Il primo match di giornata, che ha visto opposti Vesely e Gimeno-Traver, è stato un match a fasi alterne e non particolarmente spettacolare nel quale ha prevalso, in tre set, il giovane Vesely su un Gimeno-Traver che, dopo aver giocato un ottimo primo set, si è letteralmente spento, lasciando la vittoria ad un Vesely mostratosi molto più efficace, sia in risposta che al servizio, rispetto al suo avversario.

All’inizio del primo set, Gimeno-Traver riesce subito, al primo game, a strappare il servizio a Vesely, ma il ceco non si lascia abbattere e conquista subito il controbreak però, nel game successivo, ancora una volta, non riesce a tenere la battuta e lo spagnolo torna in vantaggio. In questo primo set vediamo un Gimeno-Traver  che mette in campo un gioco molto più incisivo rispetto a quello del ceco e riesce in questo modo, al settimo game, a consolidare il proprio vantaggio, mettendo a segno un altro break e aggiudicandosi il set per 6-2.

 

Nel secondo set, però, la musica cambia radicalmente con un Gimeno-Traver che appare molto distratto e confuso tanto da lasciarsi breakkare subito, già al secondo game, da Vesely il quale si ritrova in pochissimi minuti in vantaggio di 3-0. E da qui il ceco è molto bravo ad amministrare il vantaggio approfittando del prolungato momento di black-out di Gimeno-Traver per strappare, al sesto game, un altro break allo spagnolo e andare poi a vincere agevolmente il secondo set per 6-1.

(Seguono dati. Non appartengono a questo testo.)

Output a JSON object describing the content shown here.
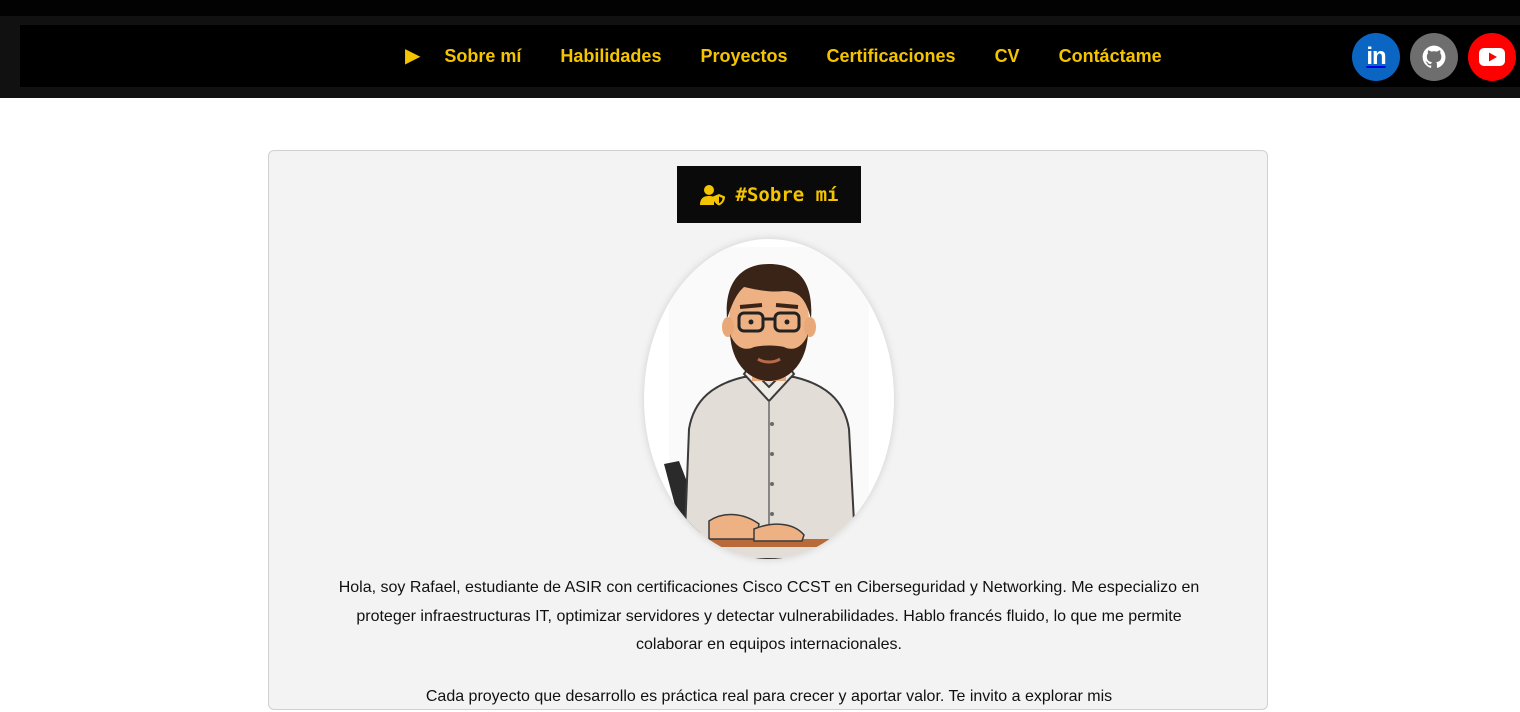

E continuano, nel terzo set, le difficoltà al servizio per Gimeno-Traver che, già al primo game, è costretto a fronteggiare una palla break: riesce però a salvarla evitando così di subire un nuovo break. Break che, però, è solo rimandato di poco, poiché, al terzo game, Vesely, inevitabilmente, riesce a strappare la battuta al suo avversario. Il ceco, poi, tiene facilmente i suoi successivi turni di battuta e riesce ad essere anche molto incisavo in risposta tanto da riuscire a mettere ancora in difficoltà lo spagnolo costringendolo a concedere altre palle break. Comunque, alla fine, è il break conquistato da Vesely al terzo game ad essere decisivo per la vittoria del set poiché, sul 5-4, il ceco va a servire per il match e non fallisce aggiudicandosi, per 6-4, il terzo set e guadagnandosi così il primo dei due posti disponibili per la finale di domani.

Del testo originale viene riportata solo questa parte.